The artist of the illustration, Thomas Taylor, was 23 years old at the time and a graduate student working at a children’s bookshop. According to Sotheby’s, Taylor took a “professional commission from an unknown author to visualise a unique wizarding world,” Sotheby’s said in a news release. He depicted Harry Potter boarding the train to Hogwarts on platform9 ¾ platform, and the illustration became the “universal image” of the Harry Potter series, Sotheby’s said.
“It is exciting to see the painting that marks the very start of my career, decades later and as bright as ever! It takes me back to the experience of reading Harry Potter for the first time—one of the first people in the world to do so—and the process of creating what is now an iconic image,” Taylor said in the release.
Meanwhile, to commemorate the 175th anniversary of Edgar Allan Poe’s For Annie , 1849, Sotheby’s recently reunited the autographed manuscript of the poem with the author’s home, Poe Cottage, in the Bronx.
The cottage is where the author lived with his wife, Virginia, and mother-in-law, Maria Clemm, from 1846 until he died in 1849. The manuscript, also from the Swantko collection, will remain at the home until it is offered at auction at Sotheby’s on June 26 with an estimate between US$400,000 and US$600,000.
Poe Cottage, preserved and overseen by the Bronx County Historical Society, is home to many of the author’s famous works, including Eureka , 1948, and Annabel Lee , 1927.
“To reunite the For Annie manuscript with the Poe Cottage nearly two centuries after it was first composed brought to life literary history for a truly special and unique occasion,” Richard Austin , Sotheby’s Global Head of Books & Manuscripts, said in a news release.
For Annie was one of Poe’s most important compositions, and was addressed to Nancy “Annie” L. Richmond, one of the several women Poe pursued after his wife Viriginia’s death from tuberculosis in 1847.
In a letter to Richmond herself, Poe proclaimed For Annie was his best work: “I think the lines For Annie much the best I have ever written.”
The poem was composed in 1849, only months before Poe’s death, Sotheby’s said in the piece, Poe highlights the romantic comfort he feels from a woman named Annie while simultaneously grappling with the darkness of death, with lines like “And the fever called ‘living’ is conquered at last.”
In the margins of the manuscript are the original handwritten instructions by Nathaniel P. Willis, co-editor of the New York Home Journal, where Poe published other poems such as The Raven and submitted For Annie on April 20, 1849.

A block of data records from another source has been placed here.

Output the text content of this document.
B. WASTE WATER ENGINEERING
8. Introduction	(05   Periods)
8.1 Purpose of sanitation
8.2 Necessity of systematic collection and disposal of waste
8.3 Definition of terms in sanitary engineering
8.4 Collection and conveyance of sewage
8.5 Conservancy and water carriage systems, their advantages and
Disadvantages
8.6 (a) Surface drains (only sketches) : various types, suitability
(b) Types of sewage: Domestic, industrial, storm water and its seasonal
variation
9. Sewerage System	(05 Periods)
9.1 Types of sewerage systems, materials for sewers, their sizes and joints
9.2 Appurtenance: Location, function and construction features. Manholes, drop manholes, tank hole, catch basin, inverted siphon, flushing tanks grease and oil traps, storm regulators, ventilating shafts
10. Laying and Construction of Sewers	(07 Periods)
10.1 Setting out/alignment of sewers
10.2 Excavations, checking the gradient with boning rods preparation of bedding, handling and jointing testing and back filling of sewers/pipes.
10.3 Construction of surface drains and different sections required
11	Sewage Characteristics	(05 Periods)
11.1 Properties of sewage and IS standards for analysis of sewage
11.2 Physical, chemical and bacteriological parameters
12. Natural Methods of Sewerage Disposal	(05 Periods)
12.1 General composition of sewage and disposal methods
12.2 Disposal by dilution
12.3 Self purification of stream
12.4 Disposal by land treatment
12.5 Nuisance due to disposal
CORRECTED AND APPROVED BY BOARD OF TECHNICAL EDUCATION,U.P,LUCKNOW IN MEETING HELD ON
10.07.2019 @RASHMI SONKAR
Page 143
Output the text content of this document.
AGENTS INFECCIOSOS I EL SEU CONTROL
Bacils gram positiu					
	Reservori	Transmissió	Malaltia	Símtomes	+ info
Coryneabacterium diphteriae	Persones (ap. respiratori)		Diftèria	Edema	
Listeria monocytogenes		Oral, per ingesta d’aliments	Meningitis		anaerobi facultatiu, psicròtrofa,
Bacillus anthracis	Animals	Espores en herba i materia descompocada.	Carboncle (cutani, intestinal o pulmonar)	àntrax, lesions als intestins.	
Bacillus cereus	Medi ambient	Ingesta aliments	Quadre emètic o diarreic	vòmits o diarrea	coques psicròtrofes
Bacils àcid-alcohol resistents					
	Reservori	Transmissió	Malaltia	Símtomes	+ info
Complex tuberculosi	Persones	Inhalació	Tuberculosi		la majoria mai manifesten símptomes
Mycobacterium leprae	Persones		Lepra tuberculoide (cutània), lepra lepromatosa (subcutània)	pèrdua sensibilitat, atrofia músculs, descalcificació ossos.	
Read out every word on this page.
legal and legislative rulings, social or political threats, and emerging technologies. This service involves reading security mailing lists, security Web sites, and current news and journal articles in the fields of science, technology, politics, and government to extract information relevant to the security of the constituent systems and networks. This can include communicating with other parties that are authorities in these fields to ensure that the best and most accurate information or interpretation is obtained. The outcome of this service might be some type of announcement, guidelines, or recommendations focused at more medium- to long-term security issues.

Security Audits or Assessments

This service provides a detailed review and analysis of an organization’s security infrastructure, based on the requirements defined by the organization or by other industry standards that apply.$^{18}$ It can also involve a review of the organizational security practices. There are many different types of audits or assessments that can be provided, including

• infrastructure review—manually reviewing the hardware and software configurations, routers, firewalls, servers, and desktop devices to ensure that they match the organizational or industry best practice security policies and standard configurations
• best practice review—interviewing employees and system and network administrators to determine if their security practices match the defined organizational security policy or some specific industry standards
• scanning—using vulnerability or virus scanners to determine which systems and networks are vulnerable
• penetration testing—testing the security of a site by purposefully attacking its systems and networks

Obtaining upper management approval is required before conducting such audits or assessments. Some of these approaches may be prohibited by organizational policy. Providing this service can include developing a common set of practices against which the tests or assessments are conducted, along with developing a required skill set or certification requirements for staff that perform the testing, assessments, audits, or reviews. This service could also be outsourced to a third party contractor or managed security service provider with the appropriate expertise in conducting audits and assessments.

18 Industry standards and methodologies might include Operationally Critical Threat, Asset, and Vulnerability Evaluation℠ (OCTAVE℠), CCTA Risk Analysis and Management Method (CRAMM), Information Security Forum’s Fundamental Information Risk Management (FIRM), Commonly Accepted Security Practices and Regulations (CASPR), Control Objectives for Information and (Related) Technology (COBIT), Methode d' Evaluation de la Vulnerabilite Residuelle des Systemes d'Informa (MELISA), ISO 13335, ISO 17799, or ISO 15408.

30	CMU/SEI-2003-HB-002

Willis added Poe’s name in the top right and instructions about printing and presenting the poem on the side. The poem was also published in the Boston Weekly that same month.
Another piece of literary history included in the Swantko sale could surpass US$1 million. Conan Doyle’s autographed manuscript of the Sherlock Holmes tale The Sign of Four , 1889, is estimated to achieve between US$800,000 and US$1.2 million.